Similarly, although as faculty members we might be in agreement with examiners on selected cases, we also could provide anecdotes wherein we have examined patients treated in licensing examinations, and seriously disagreed with the examiners pass-fail decision. We cannot depend on anecdotes to determine the reliability or validity of an examination.
Determining reliability, for example, requires analysis of repeated observations, and calculation of the degree of agreement between and within examiners, and then using the magnitude of disagreement to avoid making critical decisions within the margins of error. Determining content validity requires analysis of the degree to which test content represents actual practice, and determining predictive validity requires analysis of postexamination performance of people who pass versus performance of people who fail.
Data on such determinations of reliability and validity for clinical licensing examinations have never been published so that our community of professionals could evaluate them. We know from our study that the results of NERBs examination were highly inconsistent year-to-year, and its parts were internally inconsistent.

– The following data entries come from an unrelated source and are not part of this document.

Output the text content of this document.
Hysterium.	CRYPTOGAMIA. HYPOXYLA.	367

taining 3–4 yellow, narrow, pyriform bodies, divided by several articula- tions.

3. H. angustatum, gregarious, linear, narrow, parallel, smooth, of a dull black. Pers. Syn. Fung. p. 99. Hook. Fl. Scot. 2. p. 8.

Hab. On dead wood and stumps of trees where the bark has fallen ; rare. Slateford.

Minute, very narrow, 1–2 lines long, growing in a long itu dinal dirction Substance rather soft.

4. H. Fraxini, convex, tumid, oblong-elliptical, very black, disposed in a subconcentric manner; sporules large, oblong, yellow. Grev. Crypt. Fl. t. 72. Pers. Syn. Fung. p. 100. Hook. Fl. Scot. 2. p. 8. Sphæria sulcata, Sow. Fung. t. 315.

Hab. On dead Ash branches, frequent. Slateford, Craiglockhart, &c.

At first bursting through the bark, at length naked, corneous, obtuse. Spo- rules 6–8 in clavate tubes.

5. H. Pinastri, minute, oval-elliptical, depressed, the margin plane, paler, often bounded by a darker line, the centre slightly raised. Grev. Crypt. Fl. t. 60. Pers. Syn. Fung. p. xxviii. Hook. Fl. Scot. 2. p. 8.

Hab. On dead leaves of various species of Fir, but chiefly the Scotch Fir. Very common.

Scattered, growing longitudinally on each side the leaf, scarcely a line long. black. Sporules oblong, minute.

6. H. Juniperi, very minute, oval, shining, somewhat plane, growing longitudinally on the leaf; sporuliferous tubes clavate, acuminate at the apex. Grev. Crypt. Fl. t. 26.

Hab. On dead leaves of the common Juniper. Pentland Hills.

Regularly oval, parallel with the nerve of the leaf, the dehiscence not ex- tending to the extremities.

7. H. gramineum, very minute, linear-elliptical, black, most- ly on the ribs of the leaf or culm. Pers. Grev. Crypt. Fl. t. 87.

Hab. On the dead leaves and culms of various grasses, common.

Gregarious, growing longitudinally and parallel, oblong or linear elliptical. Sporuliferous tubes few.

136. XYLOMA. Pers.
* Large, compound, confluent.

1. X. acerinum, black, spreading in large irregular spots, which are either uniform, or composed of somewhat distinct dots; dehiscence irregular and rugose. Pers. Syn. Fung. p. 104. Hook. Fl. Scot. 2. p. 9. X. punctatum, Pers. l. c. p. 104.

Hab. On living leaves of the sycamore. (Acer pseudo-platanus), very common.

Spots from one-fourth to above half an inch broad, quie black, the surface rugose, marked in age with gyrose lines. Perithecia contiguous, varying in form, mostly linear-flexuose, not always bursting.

Clinical licensing examinations rely on one-time observations. We know from peer-reviewed, published experimental evidence that one-time observations of clinical performance are highly unreliable. Some of the unreliability is due to examiner variation, but to a greater extent it is due to other uncontrolled sources of variability.1
As clinical researchers who calculate the degree of agreement within and between examiners in trying to relate clinical change to other variables, we also know that multiple, independent assessments are necessary to validate critical measurements and overcome the unreliability of single determinations. One advantage faculty have in evaluating student performance is the opportunity for multiple observations.
We note also that our school performs evaluations of student competency for each of the abilities to which Dr. Colburn refers. All of our students must pass these competency evaluations before graduation. We assume that is true for most, if not all, other schools also, as accreditation requirements now are based on outcomes, not process, and require the measurement of competencies for each student. So how do inconsistencies with the clinical licensing examination happen? They result primarily from the unreliability of single measurements together with the multiple factors that contribute to validity for various purposes.